Charles, whilst remaining at Oxford, had amongst the Episcopal clergy other staunch friends residing elsewhere. Of this number was John Barwick, a Fellow of St. John's, Cambridge,[479] who acted as chaplain to Bishop Morton during the civil wars, and who continued with him as long as he remained in Durham House. This he did, his biographer tells us, for the express purpose of being serviceable to the King; concealing himself there "as in a great wood," carrying on a private correspondence betwixt London and Oxford, conveying, on the one hand, to the loyalists his Majesty's orders and commands, and, on the other hand, to his royal master, what he could pick up of the "designs and endeavours of the rebels." Resolving to tell no lies, but rather "with silence to answer all captious and ensnaring questions," he yet clandestinely wrote and received letters in cypher, the key to which he carefully kept. The letters were slid in by stealth, amidst pedlar's wares, and carried to and fro, "as it were through a lattice, and enveloped in mist." He employed adventurous women to disperse everywhere, among friends and foes, books favourable to the Royal cause; such emissaries trudging on foot, receiving the books from bargemen on the Thames, and distributing them wherever they had opportunity. Letters were sometimes sewed in the covers of volumes, and secret marks were given to notify their insertion. When the Royal cause became desperate, and the King was shut up "as in a net within the walls of Oxford," he continued to write to Barwick to do what he could, especially by securing, through favour of the Parliamentary authorities, those individuals for his personal attendants, upon whose faithfulness his Majesty could depend. These notices, extracted from "Barwick's Life"—not, on the whole, a very trustworthy book, though accurate enough, no doubt, in reference to his contrivances and intrigues in favour of the King—throw an interesting light upon a great deal which was clandestinely going on at the time in the royal service.


CHAPTER XVI.

1643.

The Long Parliament, almost from the beginning, took ecclesiastical affairs entirely into its own hands. It assumed control over church property, not, indeed, touching the rights of Puritan patrons, but interfering to a large extent with those advowsons and presentations which belonged to High Churchmen.

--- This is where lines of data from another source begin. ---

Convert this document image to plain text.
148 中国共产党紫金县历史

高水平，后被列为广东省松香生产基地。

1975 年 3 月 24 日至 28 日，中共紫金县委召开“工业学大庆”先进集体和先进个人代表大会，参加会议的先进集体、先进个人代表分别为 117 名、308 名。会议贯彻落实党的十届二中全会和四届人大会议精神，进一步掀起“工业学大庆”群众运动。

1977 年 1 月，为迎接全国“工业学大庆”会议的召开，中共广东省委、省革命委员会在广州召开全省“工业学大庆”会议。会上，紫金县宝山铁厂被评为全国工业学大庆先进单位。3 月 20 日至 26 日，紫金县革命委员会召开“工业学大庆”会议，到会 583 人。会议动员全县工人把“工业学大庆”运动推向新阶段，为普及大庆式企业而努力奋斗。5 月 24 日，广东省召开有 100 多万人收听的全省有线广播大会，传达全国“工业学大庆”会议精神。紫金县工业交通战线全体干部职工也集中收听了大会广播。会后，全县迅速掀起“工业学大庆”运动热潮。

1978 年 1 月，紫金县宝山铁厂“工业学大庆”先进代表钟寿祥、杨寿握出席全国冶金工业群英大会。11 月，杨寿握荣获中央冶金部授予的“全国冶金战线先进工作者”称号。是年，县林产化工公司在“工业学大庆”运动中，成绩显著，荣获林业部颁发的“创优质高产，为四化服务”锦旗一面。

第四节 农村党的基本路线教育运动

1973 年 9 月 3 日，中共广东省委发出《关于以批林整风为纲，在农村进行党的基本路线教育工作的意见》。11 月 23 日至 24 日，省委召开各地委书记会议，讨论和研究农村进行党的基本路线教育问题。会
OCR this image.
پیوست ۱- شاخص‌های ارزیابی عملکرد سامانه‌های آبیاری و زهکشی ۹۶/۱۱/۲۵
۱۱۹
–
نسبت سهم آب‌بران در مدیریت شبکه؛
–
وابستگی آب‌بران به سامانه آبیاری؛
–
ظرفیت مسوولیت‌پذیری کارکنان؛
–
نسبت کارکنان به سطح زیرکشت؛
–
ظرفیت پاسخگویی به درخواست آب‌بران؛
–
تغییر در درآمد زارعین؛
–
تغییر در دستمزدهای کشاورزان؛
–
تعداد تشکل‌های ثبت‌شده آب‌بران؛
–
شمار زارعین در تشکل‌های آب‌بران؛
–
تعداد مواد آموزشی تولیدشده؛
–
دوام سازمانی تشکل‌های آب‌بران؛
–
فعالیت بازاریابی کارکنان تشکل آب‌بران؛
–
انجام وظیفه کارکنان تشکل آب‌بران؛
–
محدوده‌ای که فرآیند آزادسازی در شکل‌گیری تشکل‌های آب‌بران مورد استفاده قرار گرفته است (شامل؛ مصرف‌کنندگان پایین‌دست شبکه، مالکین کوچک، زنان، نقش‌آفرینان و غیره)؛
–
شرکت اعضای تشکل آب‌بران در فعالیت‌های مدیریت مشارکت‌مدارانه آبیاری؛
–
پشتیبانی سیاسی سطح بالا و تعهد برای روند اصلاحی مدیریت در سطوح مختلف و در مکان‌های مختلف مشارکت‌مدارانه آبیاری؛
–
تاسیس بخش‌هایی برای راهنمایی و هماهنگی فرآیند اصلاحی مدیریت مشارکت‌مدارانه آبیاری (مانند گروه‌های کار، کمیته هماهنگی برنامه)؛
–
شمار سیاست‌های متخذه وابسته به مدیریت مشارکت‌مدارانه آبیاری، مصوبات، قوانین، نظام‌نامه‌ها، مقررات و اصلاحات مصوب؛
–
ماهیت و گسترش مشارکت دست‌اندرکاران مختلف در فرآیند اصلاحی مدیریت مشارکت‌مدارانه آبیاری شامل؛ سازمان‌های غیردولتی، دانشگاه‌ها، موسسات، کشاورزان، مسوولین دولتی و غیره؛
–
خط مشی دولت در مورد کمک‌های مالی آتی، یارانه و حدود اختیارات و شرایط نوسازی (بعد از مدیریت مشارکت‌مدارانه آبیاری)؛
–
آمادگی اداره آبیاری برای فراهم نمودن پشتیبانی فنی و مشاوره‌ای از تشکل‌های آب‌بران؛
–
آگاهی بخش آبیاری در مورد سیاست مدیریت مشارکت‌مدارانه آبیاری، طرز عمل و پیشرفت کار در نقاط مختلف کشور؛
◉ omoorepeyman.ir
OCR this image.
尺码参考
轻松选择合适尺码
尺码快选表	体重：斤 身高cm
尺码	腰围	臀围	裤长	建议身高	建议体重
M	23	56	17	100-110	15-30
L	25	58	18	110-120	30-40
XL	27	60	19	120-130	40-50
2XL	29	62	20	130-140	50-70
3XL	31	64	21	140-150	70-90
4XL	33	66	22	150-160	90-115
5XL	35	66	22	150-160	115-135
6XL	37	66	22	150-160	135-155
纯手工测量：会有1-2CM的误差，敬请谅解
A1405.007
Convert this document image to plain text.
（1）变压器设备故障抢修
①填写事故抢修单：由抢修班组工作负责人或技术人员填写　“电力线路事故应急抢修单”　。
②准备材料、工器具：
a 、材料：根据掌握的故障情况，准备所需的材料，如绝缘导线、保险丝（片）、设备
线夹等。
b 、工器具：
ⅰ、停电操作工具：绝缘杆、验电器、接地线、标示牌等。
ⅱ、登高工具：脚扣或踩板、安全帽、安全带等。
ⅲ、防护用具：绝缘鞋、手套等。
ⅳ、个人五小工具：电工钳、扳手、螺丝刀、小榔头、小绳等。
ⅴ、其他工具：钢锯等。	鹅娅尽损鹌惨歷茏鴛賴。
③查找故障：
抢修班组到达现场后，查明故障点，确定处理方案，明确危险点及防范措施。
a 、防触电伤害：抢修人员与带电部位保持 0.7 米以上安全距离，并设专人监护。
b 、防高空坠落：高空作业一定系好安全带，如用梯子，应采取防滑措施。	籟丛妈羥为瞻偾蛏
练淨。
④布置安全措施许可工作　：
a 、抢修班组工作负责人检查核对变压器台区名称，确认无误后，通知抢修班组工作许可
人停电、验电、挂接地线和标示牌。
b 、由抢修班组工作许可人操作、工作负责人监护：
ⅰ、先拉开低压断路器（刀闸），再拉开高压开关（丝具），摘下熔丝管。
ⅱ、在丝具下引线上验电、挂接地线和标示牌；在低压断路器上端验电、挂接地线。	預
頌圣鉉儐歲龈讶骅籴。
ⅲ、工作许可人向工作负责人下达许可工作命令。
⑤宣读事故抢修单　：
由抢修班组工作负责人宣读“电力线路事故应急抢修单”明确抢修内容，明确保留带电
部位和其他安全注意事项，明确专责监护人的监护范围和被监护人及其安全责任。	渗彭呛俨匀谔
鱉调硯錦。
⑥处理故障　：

As time rolled on, and especially when the war began, not only rights of this description which had belonged to Royalists were forfeited entirely; but we may state in passing, that a wholesale sequestration of property followed, it being then enacted that the estates real and personal of Bishops, Deans and Chapters, and other persons, who had either taken up arms against the Parliament, or contributed aid or assistance to such as did, should be seized, and employed for the benefit of the Commonwealth.[480] Such nets swept within their meshes an abundance of spoil. Ecclesiastical corporations and Royalist nobles, squires, and clergymen, suffered the deprivation not only of their ancient privileges, but of their property and possessions. One forfeiture in particular may be mentioned, illustrative of the control which Parliament assumed over the benefices of the Church. An ordinance appeared commanding the Archbishop of Canterbury to collate to benefices such persons, and such persons only, as were nominated by Parliament.[481] For disobedience to this ordinance he was the following month wholly suspended from the duties and privileges of his office. The temporalities of the archbishopric were claimed by the High Court of Parliament, which ordered that Edward Corbet, a Puritan clergyman, whom Laud had refused to collate, should be by the Vicar General inducted to the living of Chartham, in Kent, a benefice in the Archbishop's gift. The revenues of Deans and Chapters were collected and administered by committees, who paid such sums to such persons for such purposes as Parliament might appoint. The system of pew-rents adopted in some places, like everything else in the Church of England, now came under Parliamentary control. Numerous benefices had been vacated through the death or the ejection of incumbents. How were the vacancies to be filled up? In some instances returned refugees, who had suffered in the days of Laud, were instituted to the vacant benefices.[482] Scotch Divines, and ministers of other Protestant Churches, were also declared eligible for appointment. At the same time Episcopal ordinations were not nullified, and the validity of all Presbyterian ordinations, as a matter of course, was acknowledged by a Presbyterian Parliament.

Committees for Ecclesiastical Affairs.

The Committees for scandalous ministers had early in 1643 been followed by a Committee for plundered ministers, that title being used to designate clergymen who had been ejected from their livings by the Royal army. The Committee for plundered ministers provided them with relief; and the instruction given to this body directed their attention to malignant clergymen, holding benefices in and about town, whose benefices after being sequestered might be appropriated to ministers of a different character. As the plundered were thus put in the place of the scandalous, the Committee for the plundered took cognizance of what had previously been submitted to the Committee for the scandalous. In July they received power to consider cases of scandal apart from charges of malignity, and to dismiss those whose characters would not bear examination. On the 6th of September the Commons ordered the Deputy-Lieutenants and the Committees of Parliament, or any five or more of their number, to take the examinations of witnesses against any ministers who were scandalous in life or doctrine, and also against any who had of late deserted their cures or assisted the forces raised against Parliament.[483]